Monday, August 25, 2008

Lunch Links

Man, it's been crazy in real life the last couple of weeks. I've been blog-slackin', and for that I apologize.

We are gearing up for Element's return to the weekly worship gathering (Sep. 7), and that has involved a lot of things related to our moving to a new worship space. We were actually homeless and brickin' about it until last week when our great friend Ray Ortlund at Immanuel Church and the incredible, awesome, gracious folks at Otter Creek Church of Christ (who own the building Immanuel leases) came through for us in a great show of hospitality and partnership. Element will now be meeting on the campus of Immanuel Church.
The great thing about this is that we are much closer to the heart of Nashville, mere minutes from the college campuses and the epicenter of Nashville young adult hubbub.

Today's been super busy for me, but here I am eating my lunch, trying to please you, the best blog readers in the world (even if you are a pretty quiet bunch), with some internet noise. Since my brain is pretty spent, here are some links I've enjoyed lately and marked for sharing . . .

Timmy Brister has expanded his thoughts on word-drivenness, thoughts that originated in a comments thread at Ed Stetzer's blog and which I highlighted here. Now Timmy offers a full-on post: Word-Driven Movemental Christianity that is awesome. Do check it out.

Randy Smith's Old People Have Cooties is a must-read. This is stuff we all need to hear and internalize and figure out to externalize.
Like American culture, evangelical church culture is idolatrously youth-obsessed.

Dave Ferguson highlights Willow Creek's "breakthrough discovery" that the Bible is the most powerful catalyst for spiritual growth.
I could quickly file this under the "Well, duh" category, but I think it's important. Contrast this ostensibly no-brainer "discovery" with, say, Brian Jones's assertion that Christians spend too much time studying the Bible.
Not only is that not true (the Church today may in fact be the least biblically literate of any Church generation, despite having more access to the Scriptures than previous generations), but it dissuades the gullible and the naive from engaging with the most transformative discipline in spiritual growth: meditating on the Bible.

That's it for now. Happy surfing!

2 comments:

Scott Packett said...

So good to hear that you guys have found a place to meet. I know, as an avid reader of this blog, that this is truly a blessing to you and an answer to prayer.

In regards to the "studying scripture" conversation, I totally agree with your stance. As a pastor I find it to be a struggle to get my congregation to see the importance of reading and studying scripture. At times it is difficult to even get them to see the importance of carrying their Bibles to church. I find this hard to grasp, but I am starting to see fruits of my labors. I am now seeing members, who previously said they would never read any version than the 'King James Version', begin to purchase other versions so they can read and understand what they are reading. We have been going through a study on 'How to Study the Bible' and it is awesome to hear people discussing how they are now excited to dive in and get to the meat of the Word.

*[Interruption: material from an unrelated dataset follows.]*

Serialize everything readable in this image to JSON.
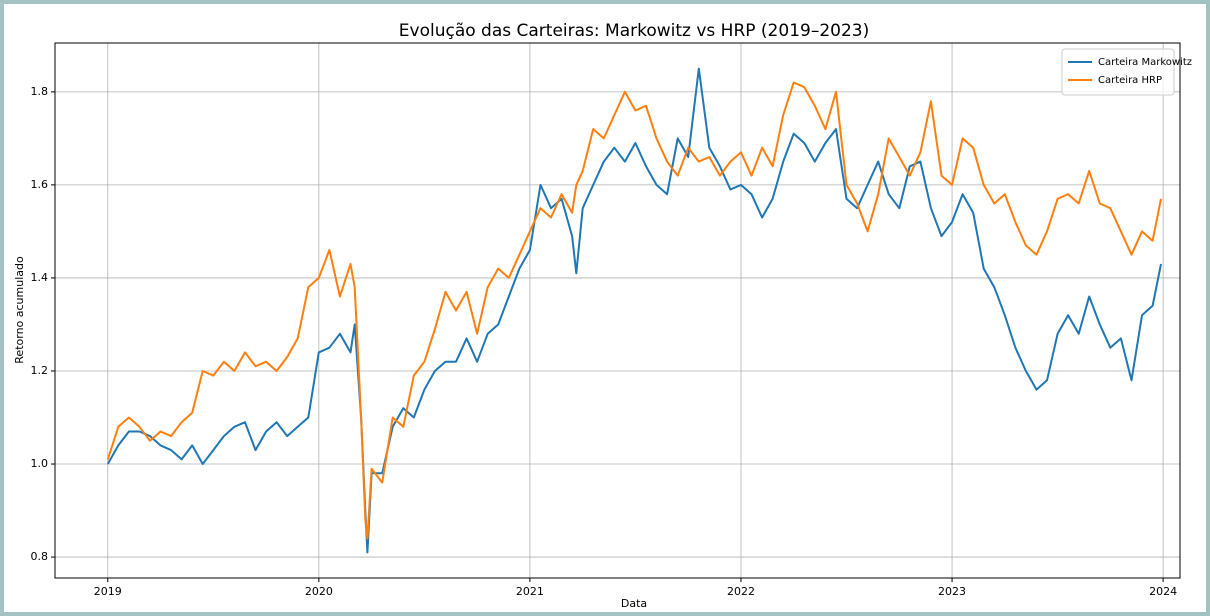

It's unfortunate (also encouraging) that this is such a novel idea and considered a breakthrough. However, people are beginning to study and grow, and for that I know God is glorified.

diane said...

Speaking of reading and studying scripture....what is it with all the different translations? I have a stack of Bibles...from the St Joseph Catholic version of my childhood, to the NIV from college and a NLT from adult studies. Now there is much talk about the ESV and I have recently been introduced to the Jerusalem Bible. How should we know which one to read! I have come to a point in my life where I am seeing the power of staying in the Word...but are there circumstances under which to read different translations?